Last year, with airlines grounded and travel restrictions in full force, airline workers didn’t even know whether they would have a job to come back to. But now we know travel demand is still strong, workers are already willing to start flexing their muscles.

It’s not necessarily without good reason. Whether through necessity or opportunity, airlines were quick to slash wages and working conditions for many workers through the pandemic. With flights schedules returning to near normality, workers are beginning to feel the real impact of these changes.

Brussels Airlines is backed by the massive Lufthansa Group but there was talk last summer that the European airline behemoth would let its Belgian subsidiary fall into bankruptcy. In order to survive, Brussels Airlines forced through major cost-cuttings that flight attendants had little leverage in stopping.

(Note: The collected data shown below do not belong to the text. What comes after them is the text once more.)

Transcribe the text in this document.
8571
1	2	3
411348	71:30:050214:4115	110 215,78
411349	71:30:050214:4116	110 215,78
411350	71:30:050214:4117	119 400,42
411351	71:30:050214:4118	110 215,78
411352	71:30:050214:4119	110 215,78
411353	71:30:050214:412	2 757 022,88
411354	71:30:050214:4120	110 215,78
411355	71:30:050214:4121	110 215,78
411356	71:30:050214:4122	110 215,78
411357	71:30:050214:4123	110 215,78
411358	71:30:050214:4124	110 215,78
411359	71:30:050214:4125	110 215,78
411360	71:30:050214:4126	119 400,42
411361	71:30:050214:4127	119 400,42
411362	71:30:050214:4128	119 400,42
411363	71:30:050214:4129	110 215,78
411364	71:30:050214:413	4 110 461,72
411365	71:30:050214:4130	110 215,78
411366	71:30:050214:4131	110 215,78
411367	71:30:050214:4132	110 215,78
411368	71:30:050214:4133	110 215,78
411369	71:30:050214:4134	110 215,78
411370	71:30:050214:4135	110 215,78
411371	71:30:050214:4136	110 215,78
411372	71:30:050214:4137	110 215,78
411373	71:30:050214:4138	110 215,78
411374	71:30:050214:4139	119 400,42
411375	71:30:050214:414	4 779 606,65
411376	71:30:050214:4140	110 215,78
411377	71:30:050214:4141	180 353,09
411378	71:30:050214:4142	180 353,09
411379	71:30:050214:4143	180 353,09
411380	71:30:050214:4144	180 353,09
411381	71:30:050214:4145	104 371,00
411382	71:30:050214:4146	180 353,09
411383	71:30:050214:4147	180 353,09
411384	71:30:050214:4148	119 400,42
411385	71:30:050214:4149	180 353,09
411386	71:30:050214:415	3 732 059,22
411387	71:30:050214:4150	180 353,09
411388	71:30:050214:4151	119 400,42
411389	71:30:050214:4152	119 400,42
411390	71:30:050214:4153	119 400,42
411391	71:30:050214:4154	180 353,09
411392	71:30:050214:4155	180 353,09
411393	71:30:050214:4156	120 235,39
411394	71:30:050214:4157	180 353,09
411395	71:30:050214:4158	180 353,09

Many of the problems crew at Brussels Airlines are facing are familiar to crew at major U.S. carriers.

“The Lufthansa Group took advantage of the situation and pushed through reforms that they would otherwise never have been able to be put in place,” one leaflet that off duty flight attendants handed to passengers at Brussels airport explains.

Flight attendants say they are working “crazy combinations” and when they finish their last flight of the day, they find out a hotel hasn’t been booked for them. Other trips are being planned with a rest period of just five hours according to a flight attendant union.

“No need to explain to you, esteemed guests, the impact this has on fatigue and the mental health of our colleagues. Flights are already regularly being cancelled due to lack of staff,” the leaflet explains.

Flight attendants at American Airlines, Southwest and jetBlue have also complained of exhausting schedules. The Southwest flight attendants union says its members are at “breaking point” but unlike in Europe, flight attendants in the United States have to jump through many hoops before even considering a strike.

The same restrictions don’t burden airline workers in Europe who are now trying to grab back wages and privileges that were given up during the pandemic.

Conciliation talks between Brussels Airlines management and workers on Thursday failed but more negotiations are expected this weekend. If they fail, the trade union will consider a strike – although, for the time being at least, the union doesn’t want to “punish passengers”.

In travelling in 2021 wasn’t already complicated enough, expect an extra but familiar complication sooner rather than later.